Now, a new entrant into the cherry pickers sweepstakes seems to have emerged. It is on Charter School Performance in Indiana Schools. We are by no means professional statisticians or data analysts, but we have some background in the area and have been long-time skeptical consumers of this kind of research. We were impressed by the clarity of your explanations of the problems with the “decline effect,” and we were wondering if you might give us and others who follow your blog an opinion on this latest effort to make small differences carry great weight.
We’re troubled by a number of features of the “design” of this Indiana study, as well as by the weight given to some pretty small differences with some pretty small numbers (in the cases where we can even tell what the numbers are). For instance, when you take a sample of roughly 7,500 (84% of the total) and divide into grade levels and then further divide it by subject (reading or math), you can see the size of the sample dwindle before your eyes.
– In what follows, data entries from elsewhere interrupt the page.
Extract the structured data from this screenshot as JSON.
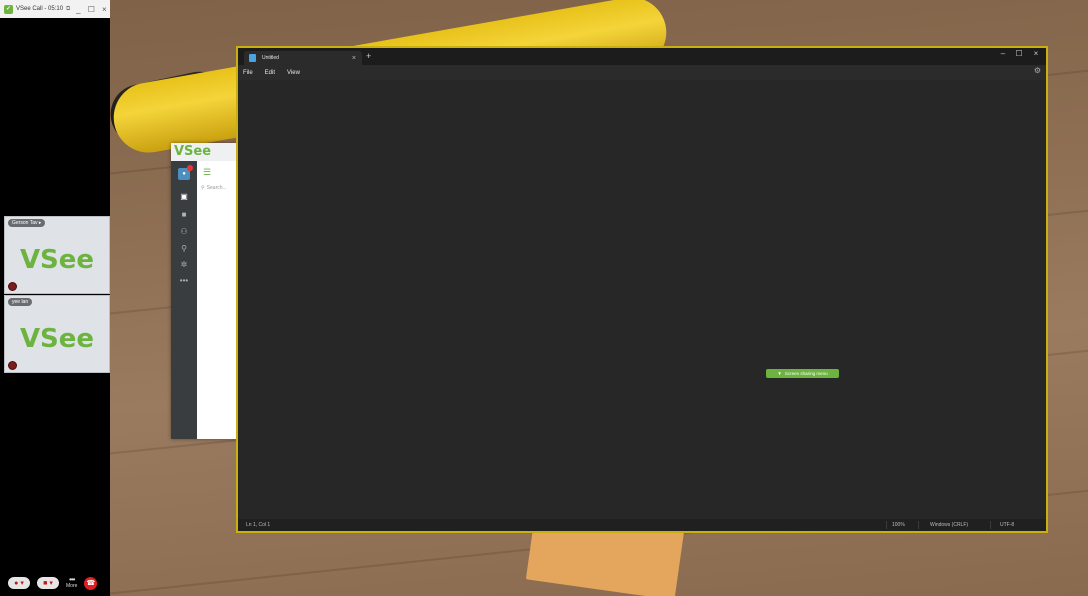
{
  "call_window": {
    "title": "VSee Call - 05:10",
    "controls": {
      "minimize": "_",
      "maximize": "☐",
      "close": "×"
    },
    "participants": [
      {
        "name": "Gerson Tav",
        "logo": "VSee"
      },
      {
        "name": "yee lan",
        "logo": "VSee"
      }
    ],
    "more_label": "More"
  },
  "vsee_app": {
    "brand": "VSee",
    "search_placeholder": "Search..."
  },
  "notepad": {
    "tab_title": "Untitled",
    "menu": [
      "File",
      "Edit",
      "View"
    ],
    "window_controls": {
      "minimize": "–",
      "maximize": "☐",
      "close": "×"
    },
    "share_menu_label": "Screen sharing menu",
    "status": {
      "position": "Ln 1, Col 1",
      "zoom": "100%",
      "line_ending": "Windows (CRLF)",
      "encoding": "UTF-8"
    }
  },
  "colors": {
    "accent": "#6cb33f",
    "focus_border": "#c9b00f",
    "hangup": "#e02020"
  },
  "icons": [
    "vsee-app-icon",
    "restore-icon",
    "mic-muted-icon",
    "camera-off-icon",
    "more-icon",
    "hangup-icon",
    "chat-icon",
    "video-icon",
    "contacts-icon",
    "add-contact-icon",
    "settings-icon",
    "menu-icon",
    "search-icon",
    "notepad-icon",
    "gear-icon",
    "chevron-down-icon"
  ]
}
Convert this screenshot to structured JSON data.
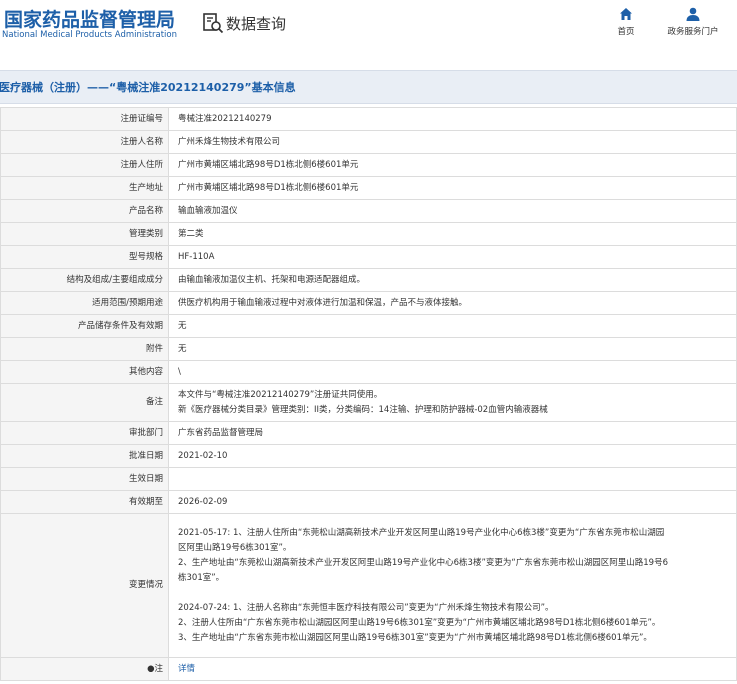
{
  "header": {
    "logo_cn": "国家药品监督管理局",
    "logo_en": "National Medical Products Administration",
    "search_title": "数据查询",
    "nav": [
      {
        "label": "首页",
        "icon": "home-icon"
      },
      {
        "label": "政务服务门户",
        "icon": "user-icon"
      }
    ]
  },
  "page_title": "医疗器械（注册）——“粤械注准20212140279”基本信息",
  "rows": [
    {
      "label": "注册证编号",
      "lines": [
        "粤械注准20212140279"
      ]
    },
    {
      "label": "注册人名称",
      "lines": [
        "广州禾烽生物技术有限公司"
      ]
    },
    {
      "label": "注册人住所",
      "lines": [
        "广州市黄埔区埔北路98号D1栋北侧6楼601单元"
      ]
    },
    {
      "label": "生产地址",
      "lines": [
        "广州市黄埔区埔北路98号D1栋北侧6楼601单元"
      ]
    },
    {
      "label": "产品名称",
      "lines": [
        "输血输液加温仪"
      ]
    },
    {
      "label": "管理类别",
      "lines": [
        "第二类"
      ]
    },
    {
      "label": "型号规格",
      "lines": [
        "HF-110A"
      ]
    },
    {
      "label": "结构及组成/主要组成成分",
      "lines": [
        "由输血输液加温仪主机、托架和电源适配器组成。"
      ]
    },
    {
      "label": "适用范围/预期用途",
      "lines": [
        "供医疗机构用于输血输液过程中对液体进行加温和保温，产品不与液体接触。"
      ]
    },
    {
      "label": "产品储存条件及有效期",
      "lines": [
        "无"
      ]
    },
    {
      "label": "附件",
      "lines": [
        "无"
      ]
    },
    {
      "label": "其他内容",
      "lines": [
        "\\"
      ]
    },
    {
      "label": "备注",
      "lines": [
        "本文件与“粤械注准20212140279”注册证共同使用。",
        "新《医疗器械分类目录》管理类别：II类，分类编码：14注输、护理和防护器械-02血管内输液器械"
      ]
    },
    {
      "label": "审批部门",
      "lines": [
        "广东省药品监督管理局"
      ]
    },
    {
      "label": "批准日期",
      "lines": [
        "2021-02-10"
      ]
    },
    {
      "label": "生效日期",
      "lines": [
        ""
      ]
    },
    {
      "label": "有效期至",
      "lines": [
        "2026-02-09"
      ]
    },
    {
      "label": "变更情况",
      "lines": [
        "2021-05-17: 1、注册人住所由“东莞松山湖高新技术产业开发区阿里山路19号产业化中心6栋3楼”变更为“广东省东莞市松山湖园",
        "区阿里山路19号6栋301室”。",
        "2、生产地址由“东莞松山湖高新技术产业开发区阿里山路19号产业化中心6栋3楼”变更为“广东省东莞市松山湖园区阿里山路19号6",
        "栋301室”。",
        "",
        "2024-07-24: 1、注册人名称由“东莞恒丰医疗科技有限公司”变更为“广州禾烽生物技术有限公司”。",
        "2、注册人住所由“广东省东莞市松山湖园区阿里山路19号6栋301室”变更为“广州市黄埔区埔北路98号D1栋北侧6楼601单元”。",
        "3、生产地址由“广东省东莞市松山湖园区阿里山路19号6栋301室”变更为“广州市黄埔区埔北路98号D1栋北侧6楼601单元”。"
      ]
    }
  ],
  "note_row": {
    "label": "●注",
    "link": "详情"
  }
}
We’re also troubled by the effort to standardize the scores of charter students and “virtual” students in an effort to make direct comparison possible. And we wonder about just how large a fractional gain in the standard deviation would be meaningful (we’re avoiding significant) in these comparisons. We’ve noted a few other problems, and we’re sure you’ll see more than we do. In the document we’re attaching, there is a link to the “technical report” [I think they're talking about this---ed.] which you will probably want to examine as well. It seems to us that technical reports and public releases are sometimes only distant kin.
The key step in the analysis is the matching of students in the charter schools to comparable students in the public schools. If you think there’s a problem here, I’d guess it would be in the matching, that the students in the two groups are not truly comparable. The variables they match on seem reasonable, but maybe there are some important factors they’re missing. If so, perhaps there’s some way to measure (directly or indirectly) the differences between the groups.
Regarding your other points:
- A difference of 0.05 standard deviations is not huge huge but it’s not trivial either. In other studies, teacher effects have been estimated to be in the range of 0.15 standard deviations. It seems plausible to me that charter schools have slightly better teachers and thus do a better job of educating students.
- I’m not so worried about the researchers breaking the data into subgroups. I agree that they aren’t getting much out of the subgroup analysis—basically, they have a large main effect and then they see similar effects when they break up the data into pieces—but there’s no real harm done either.